In Rom weiß man jetzt, dass es in Willi Grafs Heimat Unterstützung für seine Seligsprechung gibt.
Helmut Moll

Für diesen Beschluss bedankte Moll sich jetzt bei Bürgermeister Sacha Reichelt. Er freue sich über die Petition, sagte Moll. „In Rom weiß man jetzt, dass es in Willi Grafs Heimat Unterstützung für seine Seligsprechung gibt.“

In Moll hatte Reichelt den absoluten Fachmann zu Gast.
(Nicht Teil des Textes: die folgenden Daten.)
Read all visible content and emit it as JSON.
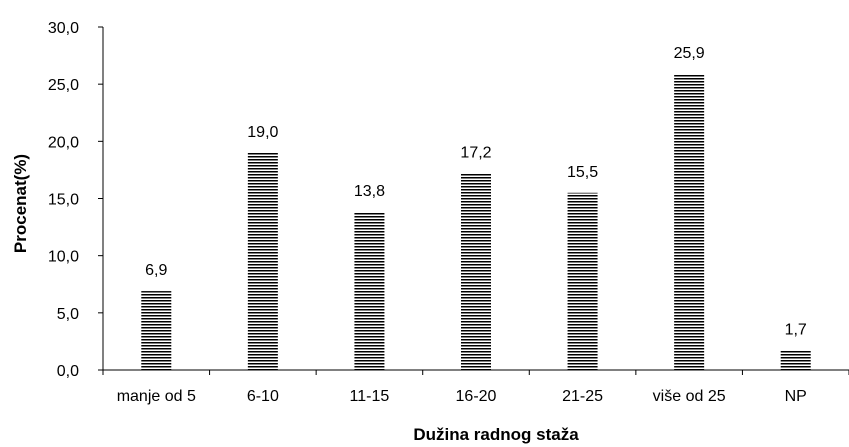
{
  "chart_data": {
    "type": "bar",
    "title": "",
    "xlabel": "Dužina radnog staža",
    "ylabel": "Procenat(%)",
    "categories": [
      "manje od 5",
      "6-10",
      "11-15",
      "16-20",
      "21-25",
      "više od 25",
      "NP"
    ],
    "values": [
      6.9,
      19.0,
      13.8,
      17.2,
      15.5,
      25.9,
      1.7
    ],
    "data_labels": [
      "6,9",
      "19,0",
      "13,8",
      "17,2",
      "15,5",
      "25,9",
      "1,7"
    ],
    "yticks": [
      0,
      5,
      10,
      15,
      20,
      25,
      30
    ],
    "ytick_labels": [
      "0,0",
      "5,0",
      "10,0",
      "15,0",
      "20,0",
      "25,0",
      "30,0"
    ],
    "ylim": [
      0,
      30
    ],
    "grid": false,
    "legend": "none",
    "bar_fill": "horizontal-stripes",
    "bar_color": "#000000"
  }
}
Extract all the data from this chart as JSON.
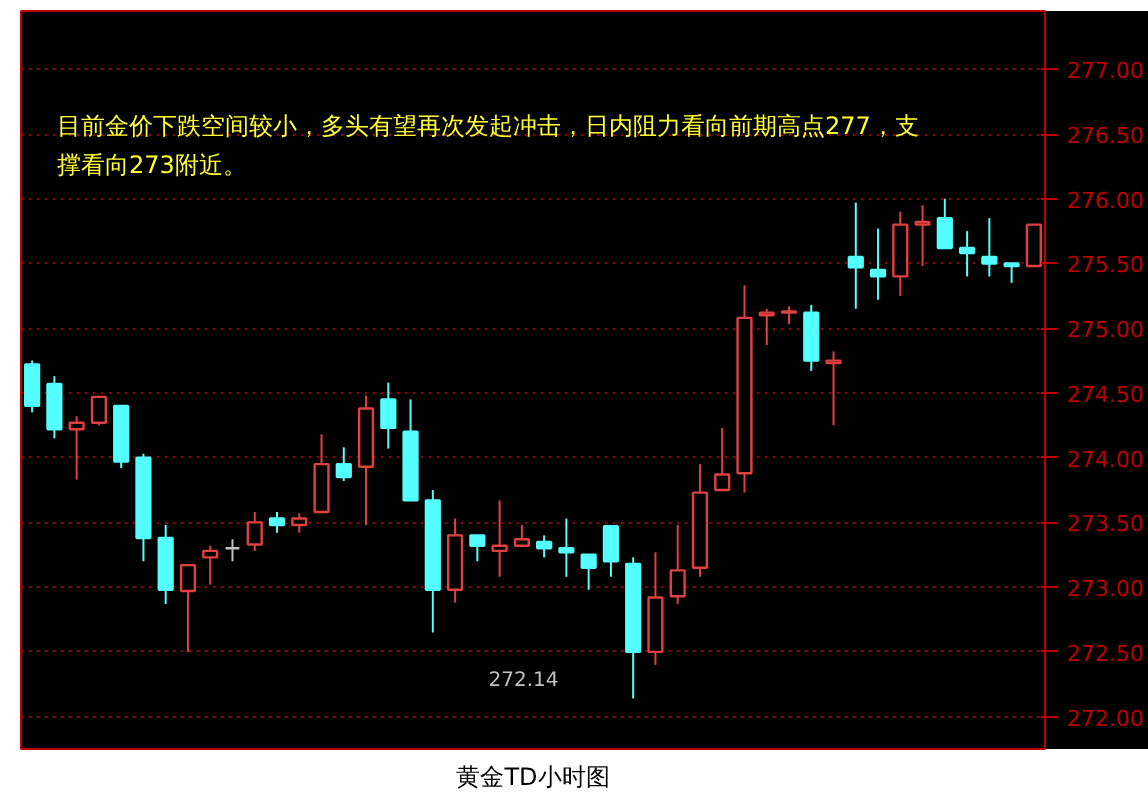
{
  "chart_data": {
    "type": "candlestick",
    "categories": [
      null,
      null,
      null,
      null,
      null,
      null,
      null,
      null,
      null,
      null,
      null,
      null,
      null,
      null,
      null,
      null,
      null,
      null,
      null,
      null,
      null,
      null,
      null,
      null,
      null,
      null,
      null,
      null,
      null,
      null,
      null,
      null,
      null,
      null,
      null,
      null,
      null,
      null,
      null,
      null,
      null,
      null,
      null,
      null,
      null,
      null
    ],
    "ohlc": [
      [
        274.72,
        274.75,
        274.35,
        274.4
      ],
      [
        274.57,
        274.63,
        274.15,
        274.22
      ],
      [
        274.22,
        274.32,
        273.83,
        274.27
      ],
      [
        274.27,
        274.48,
        274.25,
        274.47
      ],
      [
        274.4,
        274.4,
        273.92,
        273.97
      ],
      [
        274.0,
        274.03,
        273.2,
        273.38
      ],
      [
        273.38,
        273.48,
        272.87,
        272.98
      ],
      [
        272.97,
        273.17,
        272.5,
        273.17
      ],
      [
        273.23,
        273.32,
        273.02,
        273.28
      ],
      [
        273.3,
        273.37,
        273.2,
        273.3
      ],
      [
        273.33,
        273.58,
        273.28,
        273.5
      ],
      [
        273.53,
        273.58,
        273.42,
        273.48
      ],
      [
        273.48,
        273.57,
        273.42,
        273.53
      ],
      [
        273.58,
        274.18,
        273.58,
        273.95
      ],
      [
        273.95,
        274.08,
        273.82,
        273.85
      ],
      [
        273.93,
        274.48,
        273.48,
        274.38
      ],
      [
        274.45,
        274.58,
        274.07,
        274.23
      ],
      [
        274.2,
        274.45,
        273.67,
        273.67
      ],
      [
        273.67,
        273.75,
        272.65,
        272.98
      ],
      [
        272.98,
        273.53,
        272.88,
        273.4
      ],
      [
        273.4,
        273.4,
        273.2,
        273.32
      ],
      [
        273.28,
        273.67,
        273.08,
        273.32
      ],
      [
        273.32,
        273.48,
        273.32,
        273.37
      ],
      [
        273.35,
        273.4,
        273.23,
        273.3
      ],
      [
        273.3,
        273.53,
        273.08,
        273.27
      ],
      [
        273.25,
        273.25,
        272.98,
        273.15
      ],
      [
        273.47,
        273.48,
        273.08,
        273.2
      ],
      [
        273.18,
        273.23,
        272.14,
        272.5
      ],
      [
        272.5,
        273.27,
        272.4,
        272.92
      ],
      [
        272.93,
        273.48,
        272.87,
        273.13
      ],
      [
        273.15,
        273.95,
        273.08,
        273.73
      ],
      [
        273.75,
        274.23,
        273.75,
        273.87
      ],
      [
        273.88,
        275.33,
        273.73,
        275.08
      ],
      [
        275.1,
        275.15,
        274.87,
        275.12
      ],
      [
        275.12,
        275.17,
        275.03,
        275.13
      ],
      [
        275.12,
        275.18,
        274.67,
        274.75
      ],
      [
        274.73,
        274.82,
        274.25,
        274.75
      ],
      [
        275.55,
        275.97,
        275.15,
        275.47
      ],
      [
        275.45,
        275.77,
        275.22,
        275.4
      ],
      [
        275.4,
        275.9,
        275.25,
        275.8
      ],
      [
        275.8,
        275.95,
        275.48,
        275.82
      ],
      [
        275.85,
        276.0,
        275.62,
        275.62
      ],
      [
        275.62,
        275.75,
        275.4,
        275.58
      ],
      [
        275.55,
        275.85,
        275.4,
        275.5
      ],
      [
        275.5,
        275.5,
        275.35,
        275.48
      ],
      [
        275.48,
        275.8,
        275.48,
        275.8
      ]
    ],
    "colors": [
      "#54ffff",
      "#54ffff",
      "#e04040",
      "#e04040",
      "#54ffff",
      "#54ffff",
      "#54ffff",
      "#e04040",
      "#e04040",
      "#c0c0c0",
      "#e04040",
      "#54ffff",
      "#e04040",
      "#e04040",
      "#54ffff",
      "#e04040",
      "#54ffff",
      "#54ffff",
      "#54ffff",
      "#e04040",
      "#54ffff",
      "#e04040",
      "#e04040",
      "#54ffff",
      "#54ffff",
      "#54ffff",
      "#54ffff",
      "#54ffff",
      "#e04040",
      "#e04040",
      "#e04040",
      "#e04040",
      "#e04040",
      "#e04040",
      "#e04040",
      "#54ffff",
      "#e04040",
      "#54ffff",
      "#54ffff",
      "#e04040",
      "#e04040",
      "#54ffff",
      "#54ffff",
      "#54ffff",
      "#54ffff",
      "#e04040"
    ],
    "ylim": [
      271.75,
      277.45
    ],
    "yticks": [
      {
        "value": 272,
        "label": "272.00"
      },
      {
        "value": 272.5,
        "label": "272.50"
      },
      {
        "value": 273,
        "label": "273.00"
      },
      {
        "value": 273.5,
        "label": "273.50"
      },
      {
        "value": 274,
        "label": "274.00"
      },
      {
        "value": 274.5,
        "label": "274.50"
      },
      {
        "value": 275,
        "label": "275.00"
      },
      {
        "value": 275.5,
        "label": "275.50"
      },
      {
        "value": 276,
        "label": "276.00"
      },
      {
        "value": 276.5,
        "label": "276.50"
      },
      {
        "value": 277,
        "label": "277.00"
      }
    ],
    "grid": "y",
    "annotations": [
      "目前金价下跌空间较小，多头有望再次发起冲击，日内阻力看向前期高点277，支撑看向273附近。",
      "272.14",
      "黄金TD小时图"
    ]
  }
}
Denn der Theologe war im Vatikan nicht nur Mitarbeiter der Lehrabteilung der Kongregation für die Glaubenslehre (1984 bis 1995), sondern in der Zeit von 1993 bis 2004 auch Berater in der Kongregation für die Selig- und Heiligsprechungsprozesse. „Ich habe viele solcher Verfahren geführt“, erzählte er dem Bürgermeister. Was die Causa Graf angehe, habe der Münchner Kardinal Reinhard Marx im Mai 2022 sechs Gutachter eingesetzt – drei theologische und drei historische.

Die Initiative für das Verfahren hat ihren Ursprung in München

„In München, wo er ja Medizin studierte, ist Willi Graf recht bekannt“, erklärte Helmut Moll, warum die Initiative für ein Seligsprechungsverfahren ihren Ursprung in der bayerischen Landeshauptstadt hatte. Er hoffe, dass das Prüfverfahren noch in diesem Jahr eröffnet werde. In der Regel dauere es anschließend bis zur Entscheidung der Kongregation rund zehn Jahre.
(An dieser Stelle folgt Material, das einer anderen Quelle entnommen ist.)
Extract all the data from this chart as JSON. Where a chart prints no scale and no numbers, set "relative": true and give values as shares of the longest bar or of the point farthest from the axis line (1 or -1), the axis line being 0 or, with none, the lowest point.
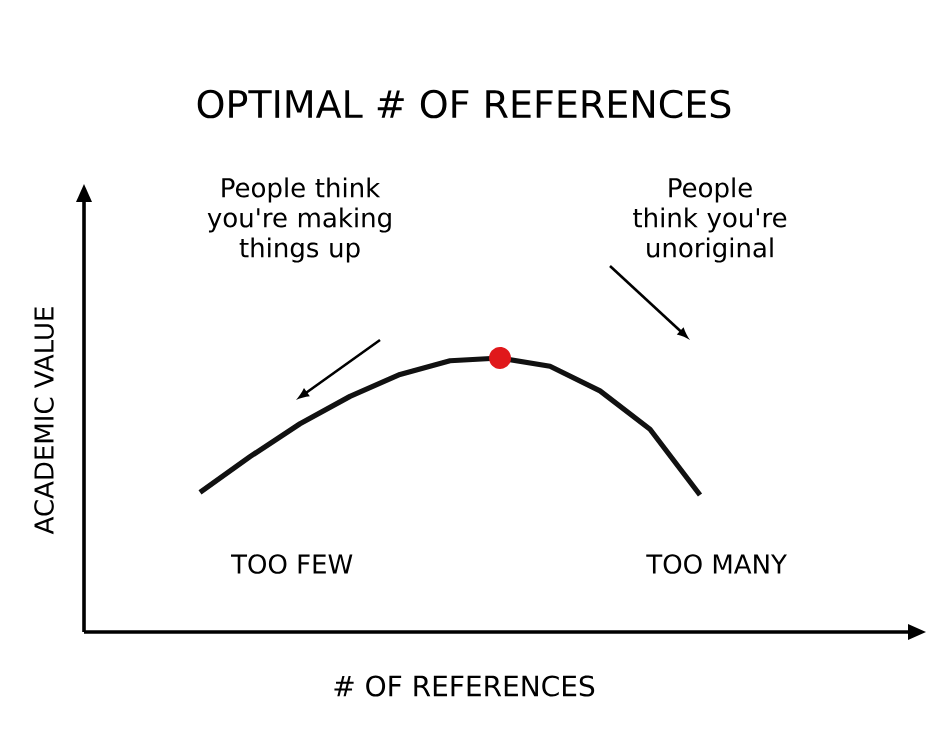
{
  "chart_data": {
    "type": "line",
    "title": "OPTIMAL # OF REFERENCES",
    "xlabel": "# OF REFERENCES",
    "ylabel": "ACADEMIC VALUE",
    "relative": true,
    "categories": [
      null,
      null,
      null,
      null,
      null,
      null,
      null,
      null,
      null,
      null,
      null
    ],
    "series": [
      {
        "color": "#111111",
        "values": [
          0.51,
          0.64,
          0.76,
          0.86,
          0.94,
          0.99,
          1,
          0.97,
          0.88,
          0.74,
          0.5
        ]
      }
    ],
    "annotations": [
      "People think you're making things up",
      "People think you're unoriginal",
      "TOO FEW",
      "TOO MANY"
    ]
  }
}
Die Gutachter müssen bis dahin unter anderem prüfen, ob Graf aus seiner christlichen Überzeugung heraus zum Widerstandskämpfer wurde. Im Rahmen derartiger Verfahren werden schriftliche Quellen überprüft und je nachdem Zeitzeugen befragt. „Zeitzeugen, die Graf kannten, leben allerdings nicht mehr“, sagte Moll. „Er hat viele Briefe geschrieben, aber keine Bücher. Und er wurde nur 25 Jahre alt. Deshalb gibt es bei ihm nicht so viel zu überprüfen wie bei anderen Kandidaten.“

Aus Grafs Briefen spreche sein klares christliches, katholisches Profil, erklärte Moll, der 1973 in Regensburg bei Joseph Ratzinger, dem späteren Papst Benedikt XVI., zum Doktor der Theologie promoviert wurde. Sollte Willi Graf selig gesprochen werden, dürfte er in den Bistümern, in denen er lebte – Köln, Trier sowie München und Freising –, liturgisch verehrt werden, so der Prälat, etwa durch Gebete im Gottesdienst. „Üblicherweise wird dafür der Todestag des Seligen genommen, bei Graf wäre das der 12. Oktober.“

Seinen Besuch im Rathaus nutzte Moll, um Reichelt zum Zeichen des Dankes für die Ratspetition ein Buch von Thomas Alber zu überreichen: „Aufrecht bis zum Schafott – Willi Graf und die Weiße Rose“.